People had told us that this would be a “life-changing experience” and indeed both of us came back changed. But it was not seeing the gorillas that changed us. It was being in Rwanda.

Most people will have a vague recollection of the terrible genocide that ravaged the country 20 years ago when people, often neighbours, turned on each other during 100 days of bloodletting. More than a million people died.

Yet now people appear to live in peace with each other and the country is prospering. How could this happen and what might we learn from it?

I realise it’s trite to make any comparison between the terror of a genocide and the organisational life and change that I study. Yet I feel I’ve learnt a great deal from my experiences in Rwanda and wanted to share them because it seems to me that there is a great deal to learn. Here are four insights:

– Facing up to the truth. The truth in the genocide was beyond imagination. Yet painstakingly and courageously, families and communities faced up to what had happened. First in courts and then in community groups the truth of what happened was openly discussed and confronted.

– Removing negative symbols of the past. The hatred between groups prior to the genocide was fuelled in part by cattle owning. Some groups had more cattle than others and their superiority was demonstrated through cattle ownership. After the genocide the government stopped the grazing of cattle on public ground – all cattle had to be kept in domestic yards. They also ensured that every family – however poor – owned a cow.

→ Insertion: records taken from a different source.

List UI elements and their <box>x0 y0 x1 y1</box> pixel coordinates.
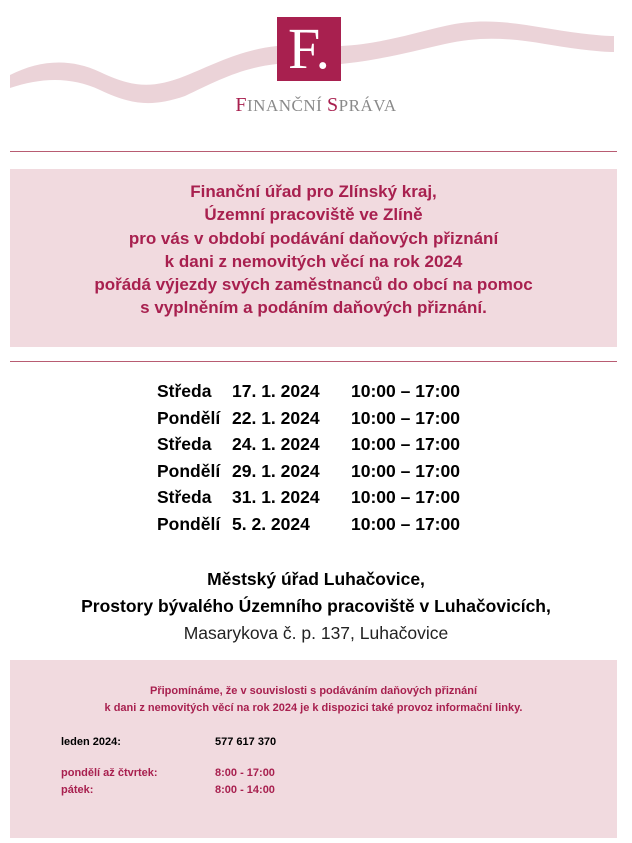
hours-value: 8:00 - 17:00 <box>215 767 275 779</box>
schedule-time: 10:00 – 17:00 <box>351 434 460 455</box>
financni-sprava-logo <box>277 17 341 81</box>
phone-number: 577 617 370 <box>215 736 277 748</box>
brand-part-2: PRÁVA <box>338 96 397 115</box>
schedule-day: Středa <box>157 381 212 401</box>
phone-label: leden 2024: <box>61 736 121 748</box>
schedule-list <box>157 378 487 538</box>
hours-label: pátek: <box>61 784 94 796</box>
schedule-date: 5. 2. 2024 <box>232 513 310 534</box>
brand-name <box>0 94 632 117</box>
brand-initial-1: F <box>235 94 248 116</box>
schedule-day: Středa <box>157 434 212 455</box>
schedule-time: 10:00 – 17:00 <box>351 487 460 508</box>
schedule-time: 10:00 – 17:00 <box>351 381 460 401</box>
intro-line: Finanční úřad pro Zlínský kraj, <box>190 182 437 201</box>
reminder-line: Připomínáme, že v souvislosti s podáváním daňových přiznání <box>149 685 478 697</box>
schedule-row <box>157 484 487 511</box>
schedule-day: Pondělí <box>157 513 221 534</box>
intro-line: pro vás v období podávání daňových přiznání <box>128 228 499 248</box>
logo-mark: F. <box>287 16 331 81</box>
intro-line: k dani z nemovitých věcí na rok 2024 <box>164 251 463 271</box>
schedule-row <box>157 458 487 485</box>
venue-block <box>0 566 632 647</box>
schedule-date: 24. 1. 2024 <box>232 434 320 455</box>
hours-label: pondělí až čtvrtek: <box>61 767 158 779</box>
intro-line: s vyplněním a podáním daňových přiznání. <box>140 298 487 318</box>
schedule-date: 31. 1. 2024 <box>232 487 320 508</box>
intro-line: Územní pracoviště ve Zlíně <box>204 205 423 225</box>
schedule-row <box>157 511 487 538</box>
divider-top <box>10 151 617 152</box>
reminder-line: k dani z nemovitých věcí na rok 2024 je k dispozici také provoz informační linky. <box>104 702 523 714</box>
brand-part-1: INANČNÍ <box>247 96 328 115</box>
venue-premises: Prostory bývalého Územního pracoviště v Luhačovicích, <box>81 596 551 616</box>
schedule-row <box>157 378 487 405</box>
schedule-date: 17. 1. 2024 <box>232 381 320 401</box>
hours-value: 8:00 - 14:00 <box>215 784 275 796</box>
schedule-day: Pondělí <box>157 460 221 481</box>
schedule-day: Pondělí <box>157 407 221 428</box>
venue-name: Městský úřad Luhačovice, <box>207 569 425 589</box>
schedule-time: 10:00 – 17:00 <box>351 460 460 481</box>
reminder-text <box>10 683 617 717</box>
brand-initial-2: S <box>327 94 339 116</box>
schedule-day: Středa <box>157 487 212 508</box>
schedule-date: 22. 1. 2024 <box>232 407 320 428</box>
schedule-row <box>157 405 487 432</box>
intro-line: pořádá výjezdy svých zaměstnanců do obcí na pomoc <box>94 275 533 295</box>
venue-address: Masarykova č. p. 137, Luhačovice <box>183 623 449 643</box>
intro-text <box>10 180 617 320</box>
schedule-time: 10:00 – 17:00 <box>351 513 460 534</box>
schedule-date: 29. 1. 2024 <box>232 460 320 481</box>
schedule-time: 10:00 – 17:00 <box>351 407 460 428</box>
schedule-row <box>157 431 487 458</box>
divider-middle <box>10 361 617 362</box>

– Creating pride. Rwanda is spotless – not just cleaner than any African country, but cleaner than London. Every month the whole community get together and clean their space. It’s an act of enormous pride. What ever their past, this is a community capable of competence, they can keep their street clean.

– Creating a sense of the future. Almost every young person we spoke to felt positive about their future. They did not want to describe themselves through their tribal grouping but rather as ‘Rwandans’. They felt positive about the future of the country and trusted their leaders.

These are four lessons that anyone involved in corporate change knows. What the extraordinary change that Rwanda tells us is that it’s possible – by following these four lessons relentlessly – to turn around from even the darkest of moments.